First detailed literature review on Denial of Wallet attacks, analyzing their techniques, impacts, detection, mitigation, and simulation tools in serverless computing.

Findings

Categorization of attack types like Blast DDoW and Background Chained DDoW

Development of simulation tools such as DoWTS for safe experimentation

Emergence of machine learning approaches like Gringotts and DoWNet for detection

Abstract

The Denial of Wallet (DoW) attack poses a unique and growing threat to serverless architectures that rely on Function-as-a-Service (FaaS) models, exploiting the cost structure of pay-as-you-go billing to financially burden application owners. Unlike traditional Denial of Service (DoS) attacks, which aim to exhaust resources and disrupt service availability, DoW attacks focus on escalating costs without impacting service operation.

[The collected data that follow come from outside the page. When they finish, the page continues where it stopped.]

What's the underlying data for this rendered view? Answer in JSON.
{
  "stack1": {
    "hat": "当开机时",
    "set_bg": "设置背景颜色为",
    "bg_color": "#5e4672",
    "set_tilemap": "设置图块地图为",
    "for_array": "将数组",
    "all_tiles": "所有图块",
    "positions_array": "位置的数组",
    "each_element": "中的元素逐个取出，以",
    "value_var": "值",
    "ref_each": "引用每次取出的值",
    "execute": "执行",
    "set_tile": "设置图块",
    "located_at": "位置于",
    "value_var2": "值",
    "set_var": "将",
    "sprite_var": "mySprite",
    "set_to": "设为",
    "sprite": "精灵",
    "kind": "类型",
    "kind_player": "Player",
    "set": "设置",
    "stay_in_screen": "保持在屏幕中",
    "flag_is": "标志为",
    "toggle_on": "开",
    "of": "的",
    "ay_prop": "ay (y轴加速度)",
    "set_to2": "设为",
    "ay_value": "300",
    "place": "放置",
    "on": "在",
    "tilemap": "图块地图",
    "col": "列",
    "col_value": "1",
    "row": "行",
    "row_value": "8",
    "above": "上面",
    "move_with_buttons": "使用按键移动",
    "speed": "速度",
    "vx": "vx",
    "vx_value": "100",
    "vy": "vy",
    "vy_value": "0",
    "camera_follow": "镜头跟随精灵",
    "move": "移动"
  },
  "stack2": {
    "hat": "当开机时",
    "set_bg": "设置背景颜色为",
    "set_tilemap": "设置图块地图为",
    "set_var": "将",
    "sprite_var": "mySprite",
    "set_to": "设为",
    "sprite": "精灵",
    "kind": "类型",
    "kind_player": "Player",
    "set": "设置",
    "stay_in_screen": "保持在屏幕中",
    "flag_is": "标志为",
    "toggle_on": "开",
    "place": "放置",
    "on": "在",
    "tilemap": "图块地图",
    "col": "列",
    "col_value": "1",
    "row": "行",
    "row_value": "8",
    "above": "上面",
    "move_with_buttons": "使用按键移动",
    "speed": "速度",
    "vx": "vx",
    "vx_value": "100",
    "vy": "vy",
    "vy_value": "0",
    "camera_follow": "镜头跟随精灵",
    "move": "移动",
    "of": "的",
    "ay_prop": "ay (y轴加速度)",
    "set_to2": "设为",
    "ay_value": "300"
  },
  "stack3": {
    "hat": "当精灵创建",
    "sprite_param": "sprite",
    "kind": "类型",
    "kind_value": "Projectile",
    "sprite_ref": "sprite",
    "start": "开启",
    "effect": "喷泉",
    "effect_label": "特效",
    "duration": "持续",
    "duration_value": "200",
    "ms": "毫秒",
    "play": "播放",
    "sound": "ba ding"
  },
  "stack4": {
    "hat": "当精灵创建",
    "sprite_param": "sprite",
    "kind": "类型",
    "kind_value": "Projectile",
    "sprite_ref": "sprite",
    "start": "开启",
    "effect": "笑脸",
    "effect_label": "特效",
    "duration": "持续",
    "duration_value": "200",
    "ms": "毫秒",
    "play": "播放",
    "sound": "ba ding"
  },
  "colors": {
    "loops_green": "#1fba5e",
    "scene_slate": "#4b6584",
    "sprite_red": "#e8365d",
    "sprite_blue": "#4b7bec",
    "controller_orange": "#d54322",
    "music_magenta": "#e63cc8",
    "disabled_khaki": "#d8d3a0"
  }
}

This review traces the evolution of DoW research, from initial awareness and attack classification to advancements in detection and mitigation strategies. Key developments include the categorisation of attack types-such as Blast DDoW, Continual Inconspicuous DDoW, and Background Chained DDoW-and the creation of simulation tools like DoWTS, which enable safe experimentation and data generation. Recent advancements highlight machine learning approaches, including systems like Gringotts and DoWNet, which leverage deep learning and anomaly detection to identify malicious traffic patterns. Although substantial progress has been made, challenges persist, notably the lack of real-world data and the need for adaptive billing models. This is the first comprehensive literature review dedicated strictly to Denial of Wallet attacks, providing an in-depth analysis of their financial impacts, attack techniques, mitigation strategies, and detection mechanisms within serverless computing. The paper also presents the first detailed examination of simulation and data generation tools used for DoW research, addressing a critical gap in existing cybersecurity literature. By synthesising these key areas, this study serves as a foundational resource for future research and industry efforts in securing pay-as-you-go cloud environments.